More importantly, when reading code, SeqCst basically tells the reader: "this operation depends on the total order of every single SeqCst operation in the program," which is an incredibly far-reaching claim. The same code would likely be easier to review and verify if it used weaker memory ordering instead, if possible. For example, Release effectively tells the reader: "this relates to an acquire operation on the same variable," which involves far fewer considerations when forming an understanding of the code.

It is advisable to see SeqCst as a warning sign. Seeing it in the wild often means that either something complicated is going on, or simply that the author did not take the time to analyze their memory ordering related assumptions, both of which are reasons for extra scrutiny.

Myth: Sequentially consistent memory ordering can be used for a "release-load" or an "acquire-store."

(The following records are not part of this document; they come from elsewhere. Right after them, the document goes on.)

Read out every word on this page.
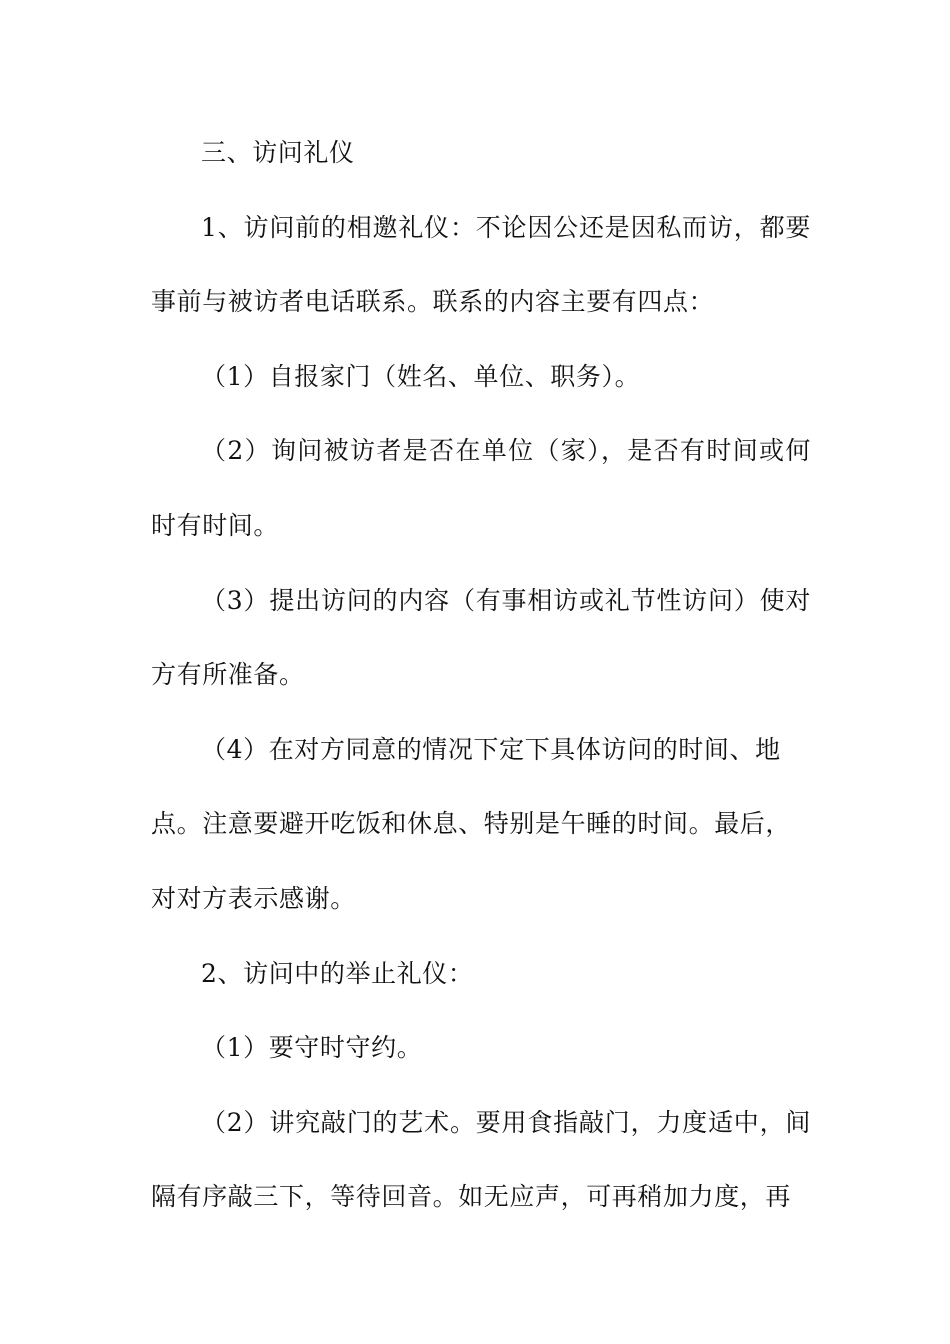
三、访问礼仪
1、访问前的相邀礼仪：不论因公还是因私而访，都要
事前与被访者电话联系。联系的内容主要有四点：
（1）自报家门（姓名、单位、职务）。
（2）询问被访者是否在单位（家），是否有时间或何
时有时间。
（3）提出访问的内容（有事相访或礼节性访问）使对
方有所准备。
（4）在对方同意的情况下定下具体访问的时间、地
点。注意要避开吃饭和休息、特别是午睡的时间。最后，
对对方表示感谢。
2、访问中的举止礼仪：
（1）要守时守约。
（2）讲究敲门的艺术。要用食指敲门，力度适中，间
隔有序敲三下，等待回音。如无应声，可再稍加力度，再
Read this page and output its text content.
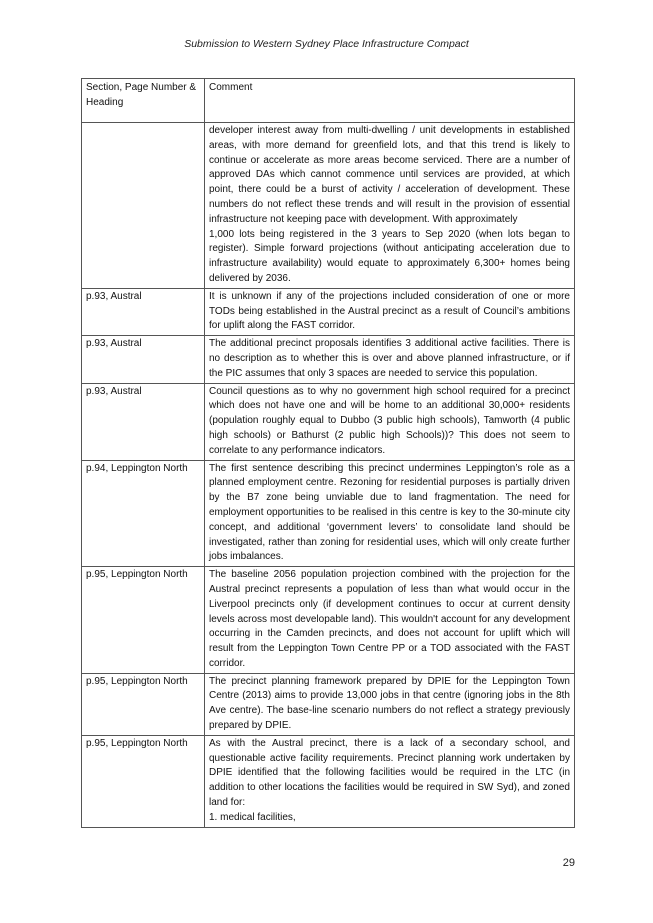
Submission to Western Sydney Place Infrastructure Compact
Section, Page Number & Heading	Comment

	developer interest away from multi-dwelling / unit developments in established areas, with more demand for greenfield lots, and that this trend is likely to continue or accelerate as more areas become serviced. There are a number of approved DAs which cannot commence until services are provided, at which point, there could be a burst of activity / acceleration of development. These numbers do not reflect these trends and will result in the provision of essential infrastructure not keeping pace with development. With approximately
1,000 lots being registered in the 3 years to Sep 2020 (when lots began to register). Simple forward projections (without anticipating acceleration due to infrastructure availability) would equate to approximately 6,300+ homes being delivered by 2036.

p.93, Austral	It is unknown if any of the projections included consideration of one or more TODs being established in the Austral precinct as a result of Council’s ambitions for uplift along the FAST corridor.

p.93, Austral	The additional precinct proposals identifies 3 additional active facilities. There is no description as to whether this is over and above planned infrastructure, or if the PIC assumes that only 3 spaces are needed to service this population.

p.93, Austral	Council questions as to why no government high school required for a precinct which does not have one and will be home to an additional 30,000+ residents (population roughly equal to Dubbo (3 public high schools), Tamworth (4 public high schools) or Bathurst (2 public high Schools))? This does not seem to correlate to any performance indicators.

p.94, Leppington North	The first sentence describing this precinct undermines Leppington’s role as a planned employment centre. Rezoning for residential purposes is partially driven by the B7 zone being unviable due to land fragmentation. The need for employment opportunities to be realised in this centre is key to the 30-minute city concept, and additional ‘government levers’ to consolidate land should be investigated, rather than zoning for residential uses, which will only create further jobs imbalances.

p.95, Leppington North	The baseline 2056 population projection combined with the projection for the Austral precinct represents a population of less than what would occur in the Liverpool precincts only (if development continues to occur at current density levels across most developable land). This wouldn't account for any development occurring in the Camden precincts, and does not account for uplift which will result from the Leppington Town Centre PP or a TOD associated with the FAST corridor.

p.95, Leppington North	The precinct planning framework prepared by DPIE for the Leppington Town Centre (2013) aims to provide 13,000 jobs in that centre (ignoring jobs in the 8th Ave centre). The base-line scenario numbers do not reflect a strategy previously prepared by DPIE.

p.95, Leppington North	As with the Austral precinct, there is a lack of a secondary school, and questionable active facility requirements. Precinct planning work undertaken by DPIE identified that the following facilities would be required in the LTC (in addition to other locations the facilities would be required in SW Syd), and zoned land for:
1. medical facilities,
29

While SeqCst can stand in for Acquire or Release, it is not a way to somehow create an acquire-store or release-load. Those remain nonexistent. Release only applies to store operations, and acquire only to load operations.

For example, a Release-store does not form any release-acquire relationship with a SeqCst-store. If you need them to be part of a globally consistent order, both operations will have to use SeqCst.


  • There might not be a global consistent order of all atomic operations, as things can appear to happen in a different order from different threads.

  • However, each individual atomic variable has its own total modification order, regardless of memory ordering, which all threads agree on.

  • The order of operations is formally defined through happens-before relationships.

  • Within a single thread, there is a happens-before relationship between every single operation.

  • Spawning a thread happens-before everything the spawned thread does.

  • Everything a thread does happens-before joining that thread.

  • Unlocking a mutex happens-before locking that mutex again.

  • Acquire-loading the value from a release-store establishes a happens-before relationship. This value may be modified by any number of fetch-and-modify and compare-and-exchange operations.

  • A consume-load would be a lightweight version of an acquire-load, if it existed.

  • Sequentially consistent ordering results in a globally consistent order of operations, but is almost never necessary and can make code review more complicated.

  • Fences allow you to combine the memory ordering of multiple operations or apply a memory ordering conditionally.